Now that I have established my claim as a beauty queen, let’s get to the real point of this post: looks do matter. Because of the way I was raised (very strictly), I was never really aware of my good looks nor did I know how to take advantage of them. I grew up thinking that people are naturally kind and helpful, traffic agents are normally forgiving and bus drivers always, always stop their bus and wait if they see you running from afar. It is well known however that good looking and/or tall people get promoted more often and are considered as more honest and trustworthy in polls. I've learned recently that parents tend to favour their better looking children over the homely ones. Yes, looks do matter and I was Queen of the world.

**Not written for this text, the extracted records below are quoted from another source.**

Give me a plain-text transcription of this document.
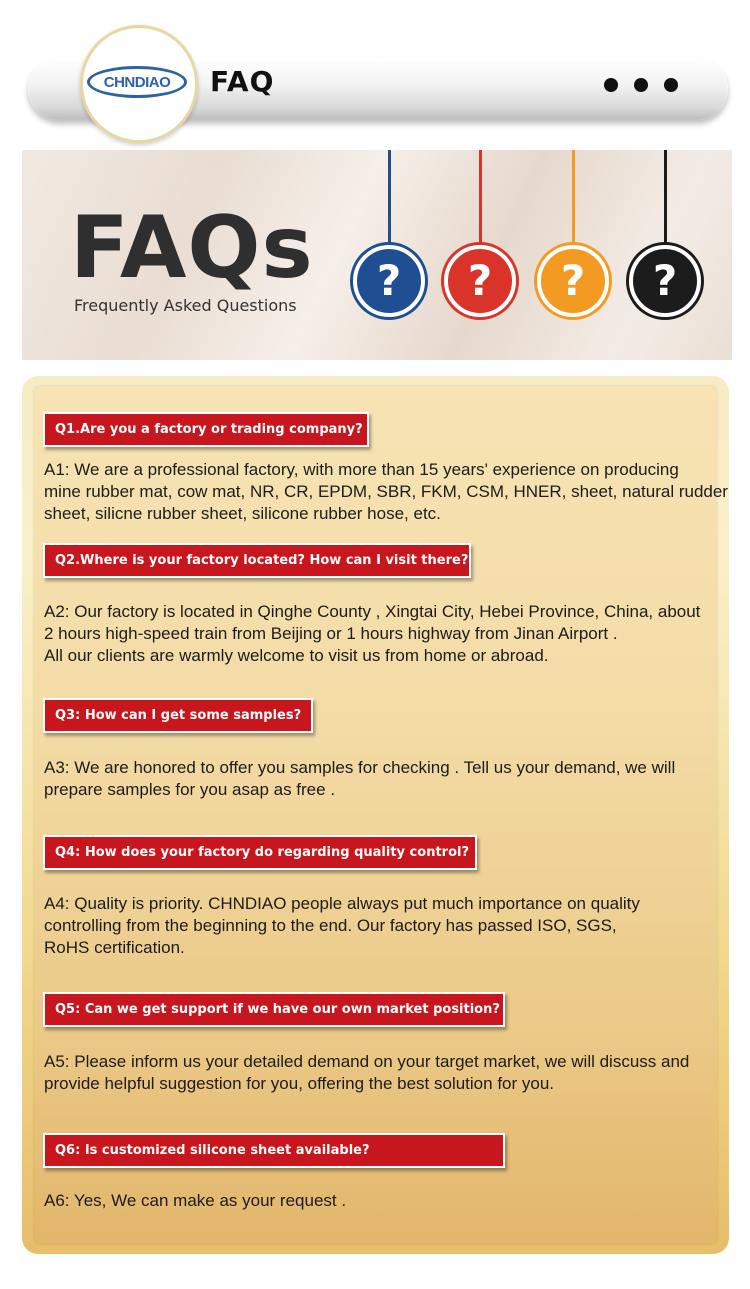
CHNDIAO FAQ
FAQs
Frequently Asked Questions
? ? ? ?
Q1.Are you a factory or trading company?

A1: We are a professional factory, with more than 15 years' experience on producing

mine rubber mat, cow mat, NR, CR, EPDM, SBR, FKM, CSM, HNER, sheet, natural rudder

sheet, silicne rubber sheet, silicone rubber hose, etc.

Q2.Where is your factory located? How can I visit there?

A2: Our factory is located in Qinghe County , Xingtai City, Hebei Province, China, about

2 hours high-speed train from Beijing or 1 hours highway from Jinan Airport .

All our clients are warmly welcome to visit us from home or abroad.

Q3: How can I get some samples?

A3: We are honored to offer you samples for checking . Tell us your demand, we will

prepare samples for you asap as free .

Q4: How does your factory do regarding quality control?

A4: Quality is priority. CHNDIAO people always put much importance on quality

controlling from the beginning to the end. Our factory has passed ISO, SGS,

RoHS certification.

Q5: Can we get support if we have our own market position?

A5: Please inform us your detailed demand on your target market, we will discuss and

provide helpful suggestion for you, offering the best solution for you.

Q6: Is customized silicone sheet available?

A6: Yes, We can make as your request .
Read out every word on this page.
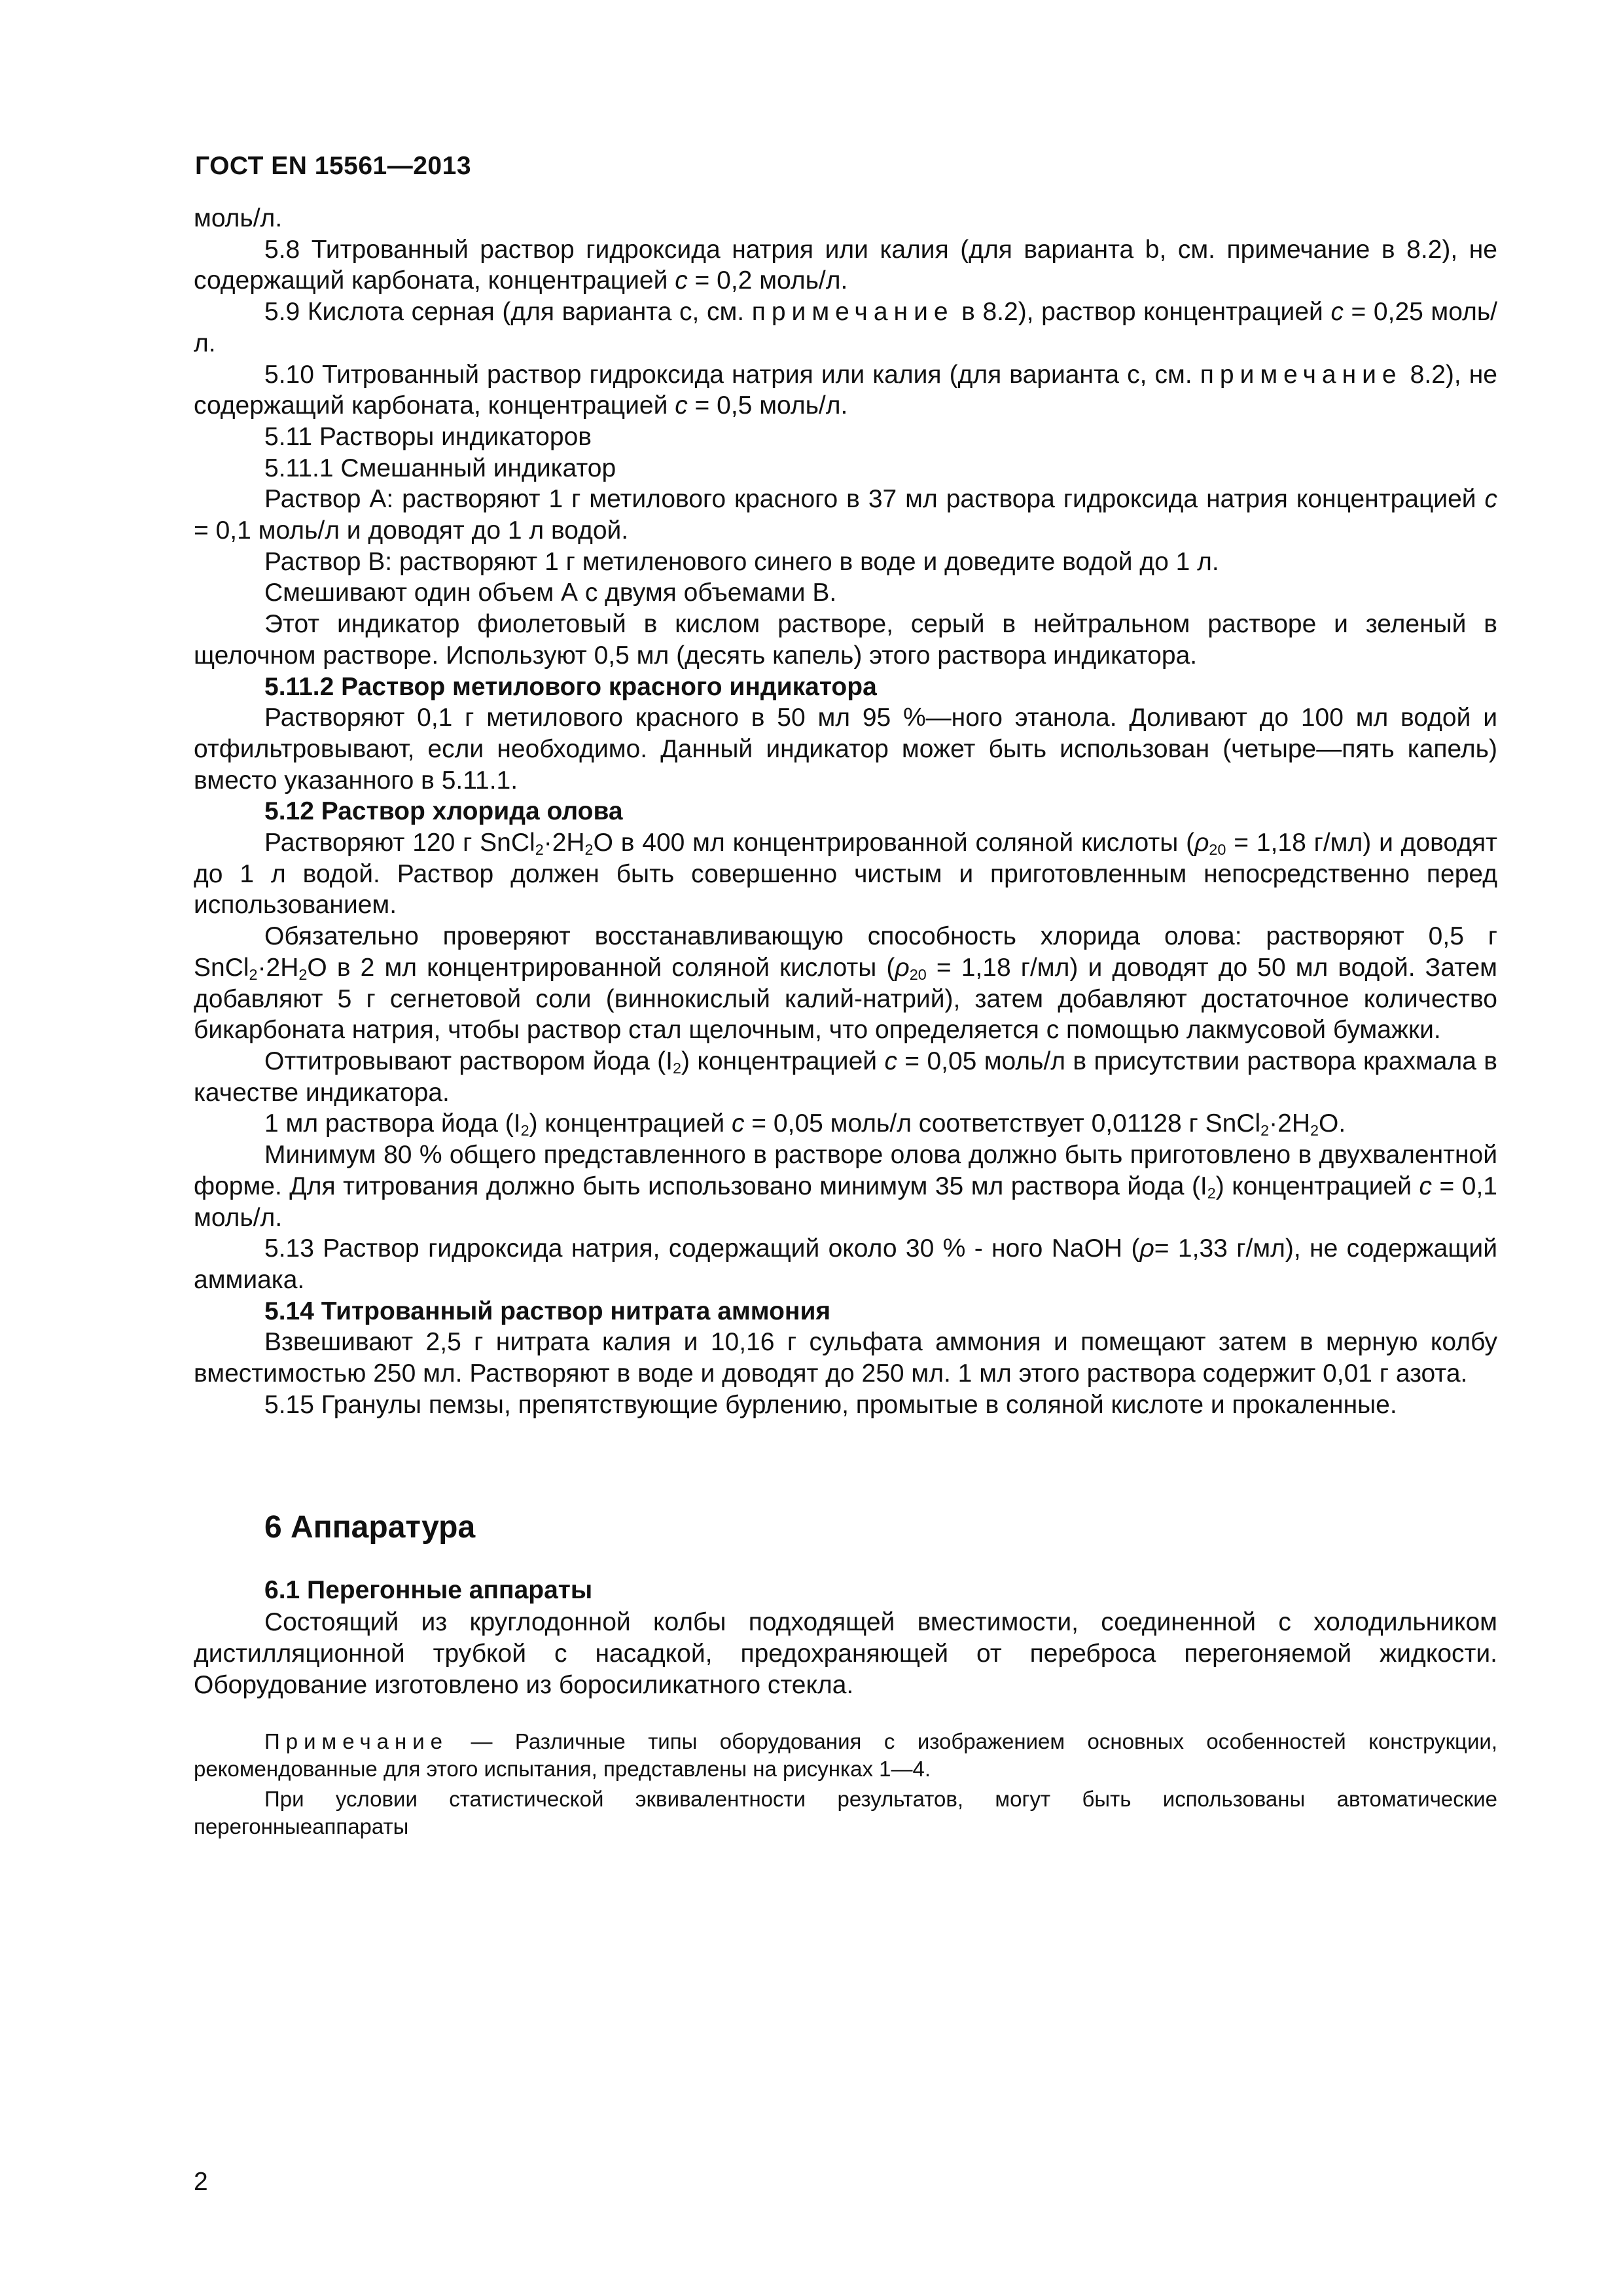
ГОСТ EN 15561—2013

моль/л.

5.8 Титрованный раствор гидроксида натрия или калия (для варианта b, см. примечание в 8.2), не содержащий карбоната, концентрацией c = 0,2 моль/л.

5.9 Кислота серная (для варианта с, см. примечание в 8.2), раствор концентрацией c = 0,25 моль/л.

5.10 Титрованный раствор гидроксида натрия или калия (для варианта с, см. примечание 8.2), не содержащий карбоната, концентрацией c = 0,5 моль/л.

5.11 Растворы индикаторов

5.11.1 Смешанный индикатор

Раствор А: растворяют 1 г метилового красного в 37 мл раствора гидроксида натрия концентрацией c = 0,1 моль/л и доводят до 1 л водой.

Раствор В: растворяют 1 г метиленового синего в воде и доведите водой до 1 л.

Смешивают один объем А с двумя объемами В.

Этот индикатор фиолетовый в кислом растворе, серый в нейтральном растворе и зеленый в щелочном растворе. Используют 0,5 мл (десять капель) этого раствора индикатора.

5.11.2 Раствор метилового красного индикатора

Растворяют 0,1 г метилового красного в 50 мл 95 %—ного этанола. Доливают до 100 мл водой и отфильтровывают, если необходимо. Данный индикатор может быть использован (четыре—пять капель) вместо указанного в 5.11.1.

5.12 Раствор хлорида олова

Растворяют 120 г $SnCl_2\cdot 2H_2O$ в 400 мл концентрированной соляной кислоты ($\rho_{20} = 1,18$ г/мл) и доводят до 1 л водой. Раствор должен быть совершенно чистым и приготовленным непосредственно перед использованием.

Обязательно проверяют восстанавливающую способность хлорида олова: растворяют 0,5 г $SnCl_2\cdot 2H_2O$ в 2 мл концентрированной соляной кислоты ($\rho_{20} = 1,18$ г/мл) и доводят до 50 мл водой. Затем добавляют 5 г сегнетовой соли (виннокислый калий-натрий), затем добавляют достаточное количество бикарбоната натрия, чтобы раствор стал щелочным, что определяется с помощью лакмусовой бумажки.

Оттитровывают раствором йода $(I_2)$ концентрацией c = 0,05 моль/л в присутствии раствора крахмала в качестве индикатора.

1 мл раствора йода $(I_2)$ концентрацией c = 0,05 моль/л соответствует 0,01128 г $SnCl_2\cdot 2H_2O$.

Минимум 80 % общего представленного в растворе олова должно быть приготовлено в двухвалентной форме. Для титрования должно быть использовано минимум 35 мл раствора йода $(I_2)$ концентрацией c = 0,1 моль/л.

5.13 Раствор гидроксида натрия, содержащий около 30 % - ного NaOH (ρ= 1,33 г/мл), не содержащий аммиака.

5.14 Титрованный раствор нитрата аммония

Взвешивают 2,5 г нитрата калия и 10,16 г сульфата аммония и помещают затем в мерную колбу вместимостью 250 мл. Растворяют в воде и доводят до 250 мл. 1 мл этого раствора содержит 0,01 г азота.

5.15 Гранулы пемзы, препятствующие бурлению, промытые в соляной кислоте и прокаленные.

6 Аппаратура
6.1 Перегонные аппараты

Состоящий из круглодонной колбы подходящей вместимости, соединенной с холодильником дистилляционной трубкой с насадкой, предохраняющей от переброса перегоняемой жидкости. Оборудование изготовлено из боросиликатного стекла.

Примечание — Различные типы оборудования с изображением основных особенностей конструкции, рекомендованные для этого испытания, представлены на рисунках 1—4.

При условии статистической эквивалентности результатов, могут быть использованы автоматические перегонныеаппараты

2
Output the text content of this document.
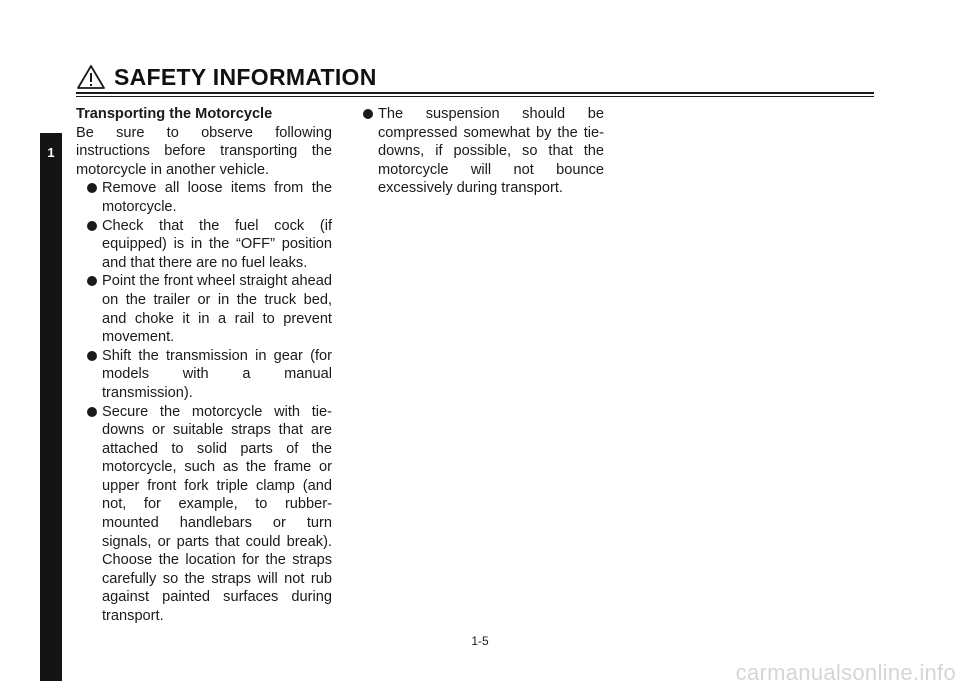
SAFETY INFORMATION
1

Transporting the Motorcycle

Be sure to observe following instructions before transporting the motorcycle in another vehicle.

Remove all loose items from the motorcycle.
Check that the fuel cock (if equipped) is in the “OFF” position and that there are no fuel leaks.
Point the front wheel straight ahead on the trailer or in the truck bed, and choke it in a rail to prevent movement.
Shift the transmission in gear (for models with a manual transmission).
Secure the motorcycle with tie-downs or suitable straps that are attached to solid parts of the motorcycle, such as the frame or upper front fork triple clamp (and not, for example, to rubber-mounted handlebars or turn signals, or parts that could break). Choose the location for the straps carefully so the straps will not rub against painted surfaces during transport.
The suspension should be compressed somewhat by the tie-downs, if possible, so that the motorcycle will not bounce excessively during transport.
1-5
carmanualsonline.info
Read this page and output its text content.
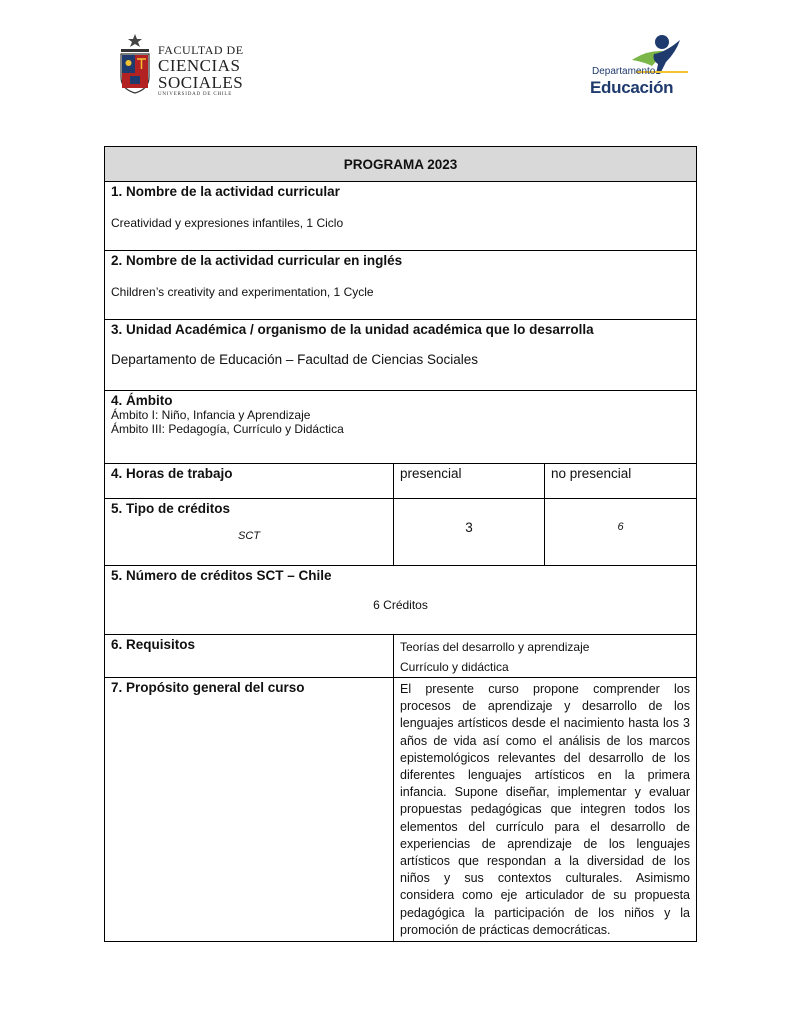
FACULTAD DE
CIENCIAS
SOCIALES
UNIVERSIDAD DE CHILE
Departamento
Educación
PROGRAMA 2023		

1. Nombre de la actividad curricular
Creatividad y expresiones infantiles, 1 Ciclo		

2. Nombre de la actividad curricular en inglés
Children’s creativity and experimentation, 1 Cycle		

3. Unidad Académica / organismo de la unidad académica que lo desarrolla
Departamento de Educación – Facultad de Ciencias Sociales		

4. Ámbito
Ámbito I: Niño, Infancia y Aprendizaje
Ámbito III: Pedagogía, Currículo y Didáctica		

4. Horas de trabajo	presencial	no presencial

5. Tipo de créditos
SCT	3	6

5. Número de créditos SCT – Chile
6 Créditos		

6. Requisitos	Teorías del desarrollo y aprendizaje
Currículo y didáctica	

7. Propósito general del curso	El presente curso propone comprender los procesos de aprendizaje y desarrollo de los lenguajes artísticos desde el nacimiento hasta los 3 años de vida así como el análisis de los marcos epistemológicos relevantes del desarrollo de los diferentes lenguajes artísticos en la primera infancia. Supone diseñar, implementar y evaluar propuestas pedagógicas que integren todos los elementos del currículo para el desarrollo de experiencias de aprendizaje de los lenguajes artísticos que respondan a la diversidad de los niños y sus contextos culturales. Asimismo considera como eje articulador de su propuesta pedagógica la participación de los niños y la promoción de prácticas democráticas.	
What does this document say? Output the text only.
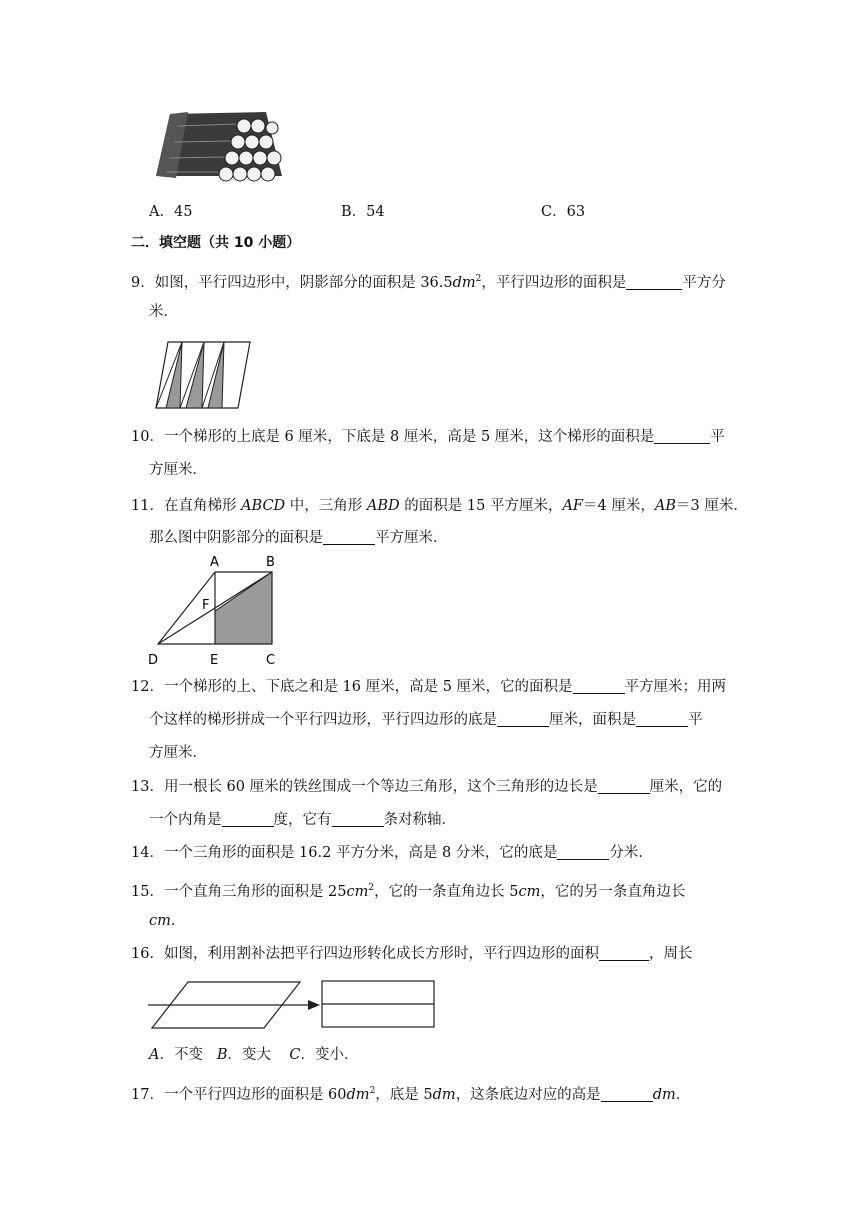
A．45	B．54	C．63
二．填空题（共 10 小题）
9．如图，平行四边形中，阴影部分的面积是 $36.5dm^2$，平行四边形的面积是	平方分
米．
10．一个梯形的上底是 6 厘米，下底是 8 厘米，高是 5 厘米，这个梯形的面积是	平
方厘米．
11．在直角梯形 ABCD 中，三角形 ABD 的面积是 15 平方厘米，AF＝4 厘米，AB＝3 厘米．
那么图中阴影部分的面积是	平方厘米．
A	B
F
D	E	C
12．一个梯形的上、下底之和是 16 厘米，高是 5 厘米，它的面积是	平方厘米；用两
个这样的梯形拼成一个平行四边形，平行四边形的底是	厘米，面积是	平
方厘米．
13．用一根长 60 厘米的铁丝围成一个等边三角形，这个三角形的边长是	厘米，它的
一个内角是	度，它有	条对称轴．
14．一个三角形的面积是 16.2 平方分米，高是 8 分米，它的底是	分米．
15．一个直角三角形的面积是 $25cm^2$，它的一条直角边长 5cm，它的另一条直角边长
cm．
16．如图，利用割补法把平行四边形转化成长方形时，平行四边形的面积	，周长
A．不变 B．变大 C．变小．
17．一个平行四边形的面积是 $60dm^2$，底是 5dm，这条底边对应的高是	dm．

That world started crumbling as soon as I reached menopause. I inflated like a blimp and started losing my hair. Men no longer stare with open mouth when I walk in a room and customs agents are now demanding that I open my suitcases instead of waving me by with a smile like before. And I still get startled when I suddenly catch a glimpse of myself in a mirror because I don't recognize my reflection.
Last weekend I hit rock bottom. I went to a beauty salon to have my hair done. As he was washing my hair, the shampoo boy was chatting with another apprentice working at the sink next to us. Since he wasn't paying attention, he splashed my face with water. Without even turning off the water, he mumbled some apologies, grabbed a towel and started wiping away my makeup. Normally, it takes a lot to make me angry. Years of being «ugly» after my days of glory have cut me down a few notches and made me more tolerant and forgiving. But this time, I howled such a string of curses that the salon went suddenly silent and the owner came running to apologize and liberate me from the oaf. When I finally left the salon, my hair was dried and coiffed, but half of my face had no makeup and the other half was all smudged up. In other words, I must be the only woman in the world that leaves a beauty salon uglier and scarier-looking than when she first went in.
Don't hate me cause I'm not beautiful!